Gabriel Church is a portrait in contrast. It would be easy to get lost in his pale-blue eyes, ache with the need to feel the strength of his masculine frame. He appears to be nothing but animal and instinct. The only people who know the full depth of that truth are dead, murdered, or two thousand miles away.
Gabe is a serial killer. For the first time in his life, he has more on his mind than his own survival. This time he is running from Seattle to protect the only person he thinks innocent in his laundry list of crime and murder: Christian Maxwell, his biographer and unexpected lover.
Drawn to a place he never thought to return, Gabe finds new and different realities. Realities that insist he let go of his tragic past, those incredible perceptions of God, and his own divinity.
He must open his eyes to what the love of a good man can do to heal a broken soul.
But when the killer is confronted by his own willingness to love and sacrifice, he is forced to ultimately ask the question: Just how far will he go to save a life . . . when all he’s ever done is take them?
Product Link(s): http://www.drivenpress.net/#!torn-and-frayed/gd32c
Review: Just like the first book in this series, I found this one really hard to review. In fact, I’ve sat on my thoughts for a week trying to figure out what the hell to say. You can read my review of the first book, I really did not like Rubble and Wreckage and a lot of it came down to what I saw as fundamental in the plot.
However, I am a stubborn person, especially when it comes to my books. It’s rare that I dislike a book so much that I refuse to read the next book in the series, in the hopes that it has improved or picked up.
So yes, I gave this one a chance.
Torn and Frayed is a direct sequel from Rubble and Wreckage, so it is vital that you have read the first book. If you feel as I do – let your stubbornness guide you, although I found that because of much of what I saw as flaws in book 1 meant that they were also there in book 2. I called them fundamental flaws earlier, because it is the actual basis of the entire plot that I had trouble suspending my disbelief for.
In this installment, serial killer Gabriel Church isn’t so much on the run, but wandering around until he realizes that mentally he is on the run, but from his feelings. This seemed like it could be good; Gabe is realizing his humanity despite the fact there is something in him that means he cannot be like everyone else. After all, he is a sociopath that rationalizes each murder he’s committed without an ounce of remorse.

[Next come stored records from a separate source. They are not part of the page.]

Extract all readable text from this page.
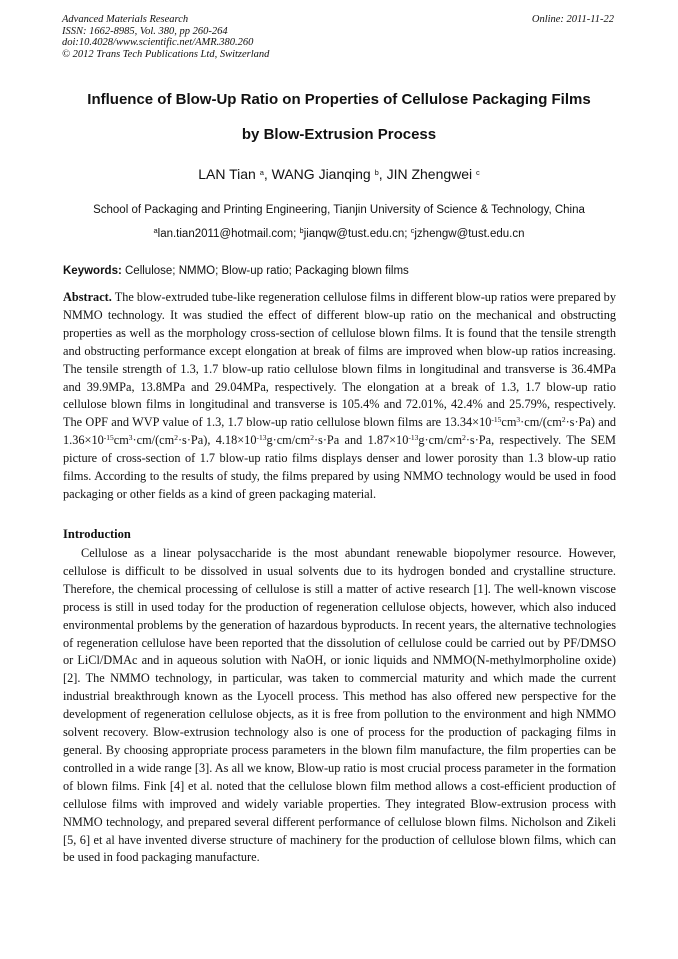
Advanced Materials Research
ISSN: 1662-8985, Vol. 380, pp 260-264
doi:10.4028/www.scientific.net/AMR.380.260
© 2012 Trans Tech Publications Ltd, Switzerland
Online: 2011-11-22
Influence of Blow-Up Ratio on Properties of Cellulose Packaging Films
by Blow-Extrusion Process
LAN Tian $^a$, WANG Jianqing $^b$, JIN Zhengwei $^c$
School of Packaging and Printing Engineering, Tianjin University of Science & Technology, China
$^a$lan.tian2011@hotmail.com; $^b$jianqw@tust.edu.cn; $^c$jzhengw@tust.edu.cn
Keywords: Cellulose; NMMO; Blow-up ratio; Packaging blown films
Abstract. The blow-extruded tube-like regeneration cellulose films in different blow-up ratios were prepared by NMMO technology. It was studied the effect of different blow-up ratio on the mechanical and obstructing properties as well as the morphology cross-section of cellulose blown films. It is found that the tensile strength and obstructing performance except elongation at break of films are improved when blow-up ratios increasing. The tensile strength of 1.3, 1.7 blow-up ratio cellulose blown films in longitudinal and transverse is 36.4MPa and 39.9MPa, 13.8MPa and 29.04MPa, respectively. The elongation at a break of 1.3, 1.7 blow-up ratio cellulose blown films in longitudinal and transverse is 105.4% and 72.01%, 42.4% and 25.79%, respectively. The OPF and WVP value of 1.3, 1.7 blow-up ratio cellulose blown films are $13.34\times 10^{-15}cm^3\cdot cm/(cm^2\cdot s\cdot Pa)$ and $1.36\times 10^{-15}cm^3\cdot cm/(cm^2\cdot s\cdot Pa)$, $4.18\times 10^{-13}g\cdot cm/cm^2\cdot s\cdot Pa$ and $1.87\times 10^{-13}g\cdot cm/cm^2\cdot s\cdot Pa$, respectively. The SEM picture of cross-section of 1.7 blow-up ratio films displays denser and lower porosity than 1.3 blow-up ratio films. According to the results of study, the films prepared by using NMMO technology would be used in food packaging or other fields as a kind of green packaging material.
Introduction
Cellulose as a linear polysaccharide is the most abundant renewable biopolymer resource. However, cellulose is difficult to be dissolved in usual solvents due to its hydrogen bonded and crystalline structure. Therefore, the chemical processing of cellulose is still a matter of active research [1]. The well-known viscose process is still in used today for the production of regeneration cellulose objects, however, which also induced environmental problems by the generation of hazardous byproducts. In recent years, the alternative technologies of regeneration cellulose have been reported that the dissolution of cellulose could be carried out by PF/DMSO or LiCl/DMAc and in aqueous solution with NaOH, or ionic liquids and NMMO(N-methylmorpholine oxide) [2]. The NMMO technology, in particular, was taken to commercial maturity and which made the current industrial breakthrough known as the Lyocell process. This method has also offered new perspective for the development of regeneration cellulose objects, as it is free from pollution to the environment and high NMMO solvent recovery. Blow-extrusion technology also is one of process for the production of packaging films in general. By choosing appropriate process parameters in the blown film manufacture, the film properties can be controlled in a wide range [3]. As all we know, Blow-up ratio is most crucial process parameter in the formation of blown films. Fink [4] et al. noted that the cellulose blown film method allows a cost-efficient production of cellulose films with improved and widely variable properties. They integrated Blow-extrusion process with NMMO technology, and prepared several different performance of cellulose blown films. Nicholson and Zikeli [5, 6] et al have invented diverse structure of machinery for the production of cellulose blown films, which can be used in food packaging manufacture.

Once again, for me, I thought back to the Dexter series (books and TV, yes) and thinking about the “Dark Passenger”. The quote used in the blurb instantly sparked my interest because those two words flashed in my head. Perhaps it is my love for how that particular series was written (though, no, I realize Dexter did not have sex with men) and how it was handled that I cannot find myself really liking this series. I don’t know.
Then there is Christian. I have found him to be a hopelessly sad and naïve character. In fact, by the conclusion of this I wanted Christian not only get some sort of counseling but to find a decent guy who isn’t Gabe Church. His and Gabe’s relationship in this book isn’t so much a relationship as it is a series of hook ups.
By the end of the book there is no real conclusion on, in some ways, on this relationship. I didn’t ever expect a HEA but I just wanted something.
This book also had the addition of Detective Scott Keen – and his wife Carol. For me they were an interesting aspect in the story. Of course, it could be because they were new and exciting. For me that was the best part of the entire story. Yet, ultimately, at the same time, for me, it highlighted how naïve Christian is, when you think about it.
Like Rubble and Wreckage, this is described as an erotic romance. It isn’t. It isn’t really a “gay for you” story either, because Gabe, despite the fact he often meets up with Christian for sex, vehemently denies being gay – or bisexual. In fact, in the story he states that sleeping/trolling with women is easier than with gay men.
I feel like I’m in a minority for not liking this series, but there you go, that’s just my opinion, as much as it is worth. I’m not sure who to recommend it to but one thing is for certain: people looking for a romance probably will not like it. Gabe sleeping with Christian is just an incidental part of the plot, I feel.